Ana içeriğe atla

NOİ...

Blog yazılarımı takip eden arkadaşlarıma, buradan bir müjde vermek istiyorum. Yazın hayatımın yönünü sonunda buldum. Bundan böyle kişisel gelişim yazıları yazıcam.
Zaman zaman, bu deli saçmalarını okuyup, ‘Güllü, roman yaz’, ‘Güllü, hikaye yaz’ şeklinde eşsiz desteklerinizi sunuyorsunuz. Bunun için hepinize minnettarım. Ama yazarak ve okuyarak geçirdiğim uzun ve uykusuz gecelerden sonra anlamış bulunuyorum ki; bendeniz de böyle bir kabiliyet yok.
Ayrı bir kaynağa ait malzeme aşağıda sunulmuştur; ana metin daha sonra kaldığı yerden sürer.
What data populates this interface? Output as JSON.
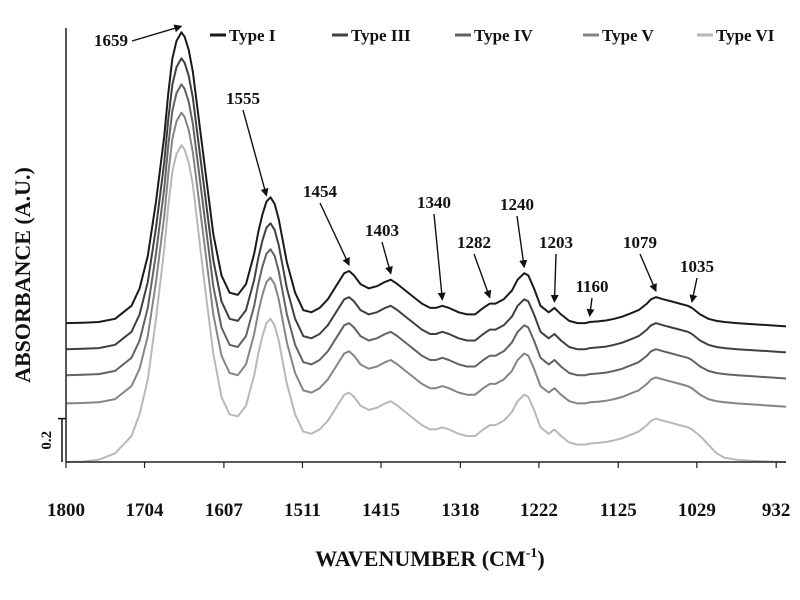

Ne kadar kasarsam kasayım, misal bir ‘Anna Karanina’ yazamam. Veya Groit Baba... Veya Üç Silahşörler... Gerçi sonuncusundan çok emin değilim. Neden derseniz, romanda aslında dört silahşör var. Atos, Portos, Aramis ve Dartanyan... Küçükken, bu durumu benden kaynaklanan bir yanlış anlama sanırdım. Şimdi ben çocuğum ya... Çocuk aklımın ‘birimiz hepimiz, hepimiz birimiz için’ deyip kılıçları çattıkları zaman, kareye dört adamın girdiği hikayenin anlatıldığı kitabın adının ‘üç silahşörler’ olmasını anlamayacak kadar az gelişmiş olduğunu düşünürdüm. Hikayeye hep  ‘ben neyi kaçırdım’ hissi ile yaklaştım. Yıllar sonra, kitabı bu kez kırkiki yaşımın aklı ile alıp tekrar okuduğumda anladım ki; olayda gerçekten dört silahşör var. Hata bende değil, Alexander Duma’daymış... Yanlış saymış. Altıyüz sayfa boyunca da, geri dönüp bir kez bile saydıklarını kontrol etmemiş. Ne müthiş bir özgüven... Hayran olmamak elde değil... Anladığım kadarı ile bende de böyle bir potansiyel var. Bu tarz bir abukluk yapabilecek kapasitede buluyorum kendimi. O yüzden son kitabı künyeden düşün. Kasarsam, mesela, ‘sex and the ci’...  diye bir kitap yazabilirim. Kitap dört kişilik bir kadın grubunun, aslında üç kişi olduklarını iddia eden bir yazarla çatışmalarını anlatan hikayelerini içerebilir. Evet, evet... Kendime inanıyorum. Yapabilirim bunu...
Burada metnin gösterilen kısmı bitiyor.